Autumn can conjure up a variety of different colours and heart warming scenes, and this past October has been more mellow and beautiful than most. And a lovely golden sunshine has illuminated everything that it has touched.
We have been staying in the ancient stables of the parsonage in the village of Henham in Essex. The cottage is lying next to a fine church built with use of flint stone. A fine square tower rises against the blue sky, and surrounding, the magnificent trees shed their leaves over ancient graves. Ugly gargoyles feature here and there, some almost completely erased.
The trees are most lovely this time of year, colours varying from deep dark red to pale yellow , gold, ochre, or sepia, a beautiful pallet. But it’s not only the colours that are like velvet to the eye, it is the shape and size of the ancient trees that attract the attention.
The architecture found in this village has always fascinated me, the thatched roofs, the variety of cottage styles, the village green, all make for a picture card scene. But that is only me romanticising because this village is also a vibrant and dynamic community and that has perhaps got to be of more importance for the people living here.
The village of Henham lies in rural England, in Essex. We visited there a few weeks ago to see Ian’s delightful grandchild, daughter, and son-in-law. For me it was also another first visit of the village and area and I loved it. Like I have seen in many English villages they are picturesque and peaceful, with many original houses intact or restored, and this village has a great deal of that to show. Above are; left: The old Village school building, right: a sign for the Cock restaurant, and underneath: the village church. This village church has six bells, I heard them (love the sound of church bells). There is a lovely write up with photos and a sample of the bells ringing on this website: http://www.henhamhistory.org/StMarysBells.html
To the left is Cedar Cottage
Listed buildings, some with thatched roofs, timber framed cottages some with casement windows, some of the cottages I recognised from the Henham website, these are Friar’s Cottage (above right), Cedar Cottage (above).
Wild Chestnut tree flower
It was also early spring, and we made a long walk along the fields and roads, there was plenty new growth to be discovered. The Blackthorn was in full bloom, the wild Chestnut tree just about to start opening its flowers, but I was sorry to hear that some of them were due to be copped down because of a disease. The Hazel already had its catkins, and the weeping willow already its leaves.
White dead nettle
Some of the wild spring flowers which were a joy to behold and plentiful.

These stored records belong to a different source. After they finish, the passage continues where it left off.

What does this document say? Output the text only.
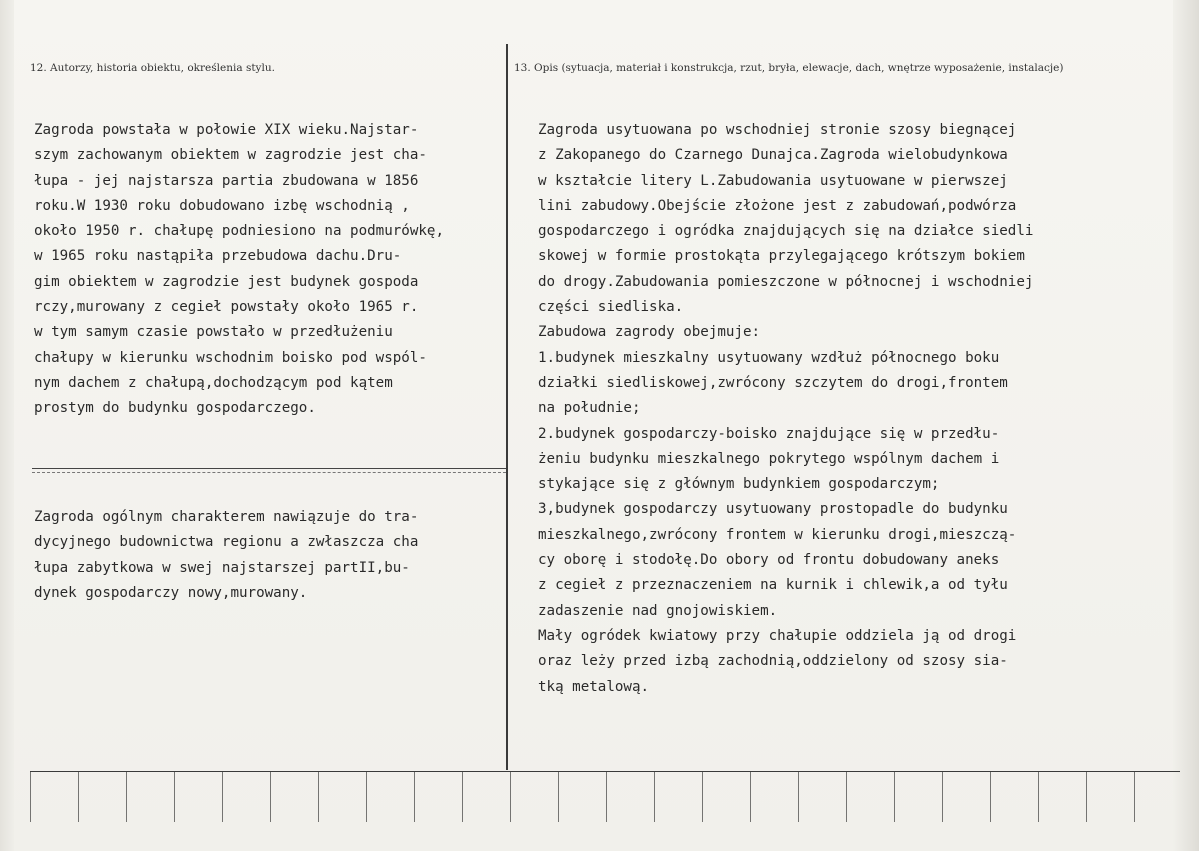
12. Autorzy, historia obiektu, określenia stylu.	13. Opis (sytuacja, materiał i konstrukcja, rzut, bryła, elewacje, dach, wnętrze wyposażenie, instalacje)
Zagroda powstała w połowie XIX wieku.Najstar-
szym zachowanym obiektem w zagrodzie jest cha-
łupa - jej najstarsza partia zbudowana w 1856
roku.W 1930 roku dobudowano izbę wschodnią ,
około 1950 r. chałupę podniesiono na podmurówkę,
w 1965 roku nastąpiła przebudowa dachu.Dru-
gim obiektem w zagrodzie jest budynek gospoda
rczy,murowany z cegieł powstały około 1965 r.
w tym samym czasie powstało w przedłużeniu
chałupy w kierunku wschodnim boisko pod wspól-
nym dachem z chałupą,dochodzącym pod kątem
prostym do budynku gospodarczego.
Zagroda ogólnym charakterem nawiązuje do tra-
dycyjnego budownictwa regionu a zwłaszcza cha
łupa zabytkowa w swej najstarszej partII,bu-
dynek gospodarczy nowy,murowany.
Zagroda usytuowana po wschodniej stronie szosy biegnącej
z Zakopanego do Czarnego Dunajca.Zagroda wielobudynkowa
w kształcie litery L.Zabudowania usytuowane w pierwszej
lini zabudowy.Obejście złożone jest z zabudowań,podwórza
gospodarczego i ogródka znajdujących się na działce siedli
skowej w formie prostokąta przylegającego krótszym bokiem
do drogy.Zabudowania pomieszczone w północnej i wschodniej
części siedliska.
Zabudowa zagrody obejmuje:
1.budynek mieszkalny usytuowany wzdłuż północnego boku
działki siedliskowej,zwrócony szczytem do drogi,frontem
na południe;
2.budynek gospodarczy-boisko znajdujące się w przedłu-
żeniu budynku mieszkalnego pokrytego wspólnym dachem i
stykające się z głównym budynkiem gospodarczym;
3,budynek gospodarczy usytuowany prostopadle do budynku
mieszkalnego,zwrócony frontem w kierunku drogi,mieszczą-
cy oborę i stodołę.Do obory od frontu dobudowany aneks
z cegieł z przeznaczeniem na kurnik i chlewik,a od tyłu
zadaszenie nad gnojowiskiem.
Mały ogródek kwiatowy przy chałupie oddziela ją od drogi
oraz leży przed izbą zachodnią,oddzielony od szosy sia-
tką metalową.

Henham as a village dates back to pre Roman times, there is mention of it in the Anglo-Saxon period, saying that at that time the village was described as the little clearing on top of the hill. Apparently Henham is one of the highest lying villages in Essex. For more about the history of the place and the parish please visit their website at: http://henhamhistory.org
Certainly England has a lot to offer in well preserved historical buildings, it’s delightful to discover this. It was of course a delight to be taken for this long walk around part of the village and surrounding fields by Susie and Jared, and a very energetic little Phoebe. Thanks again for showing us such a nice welcome, lovely to share time with you.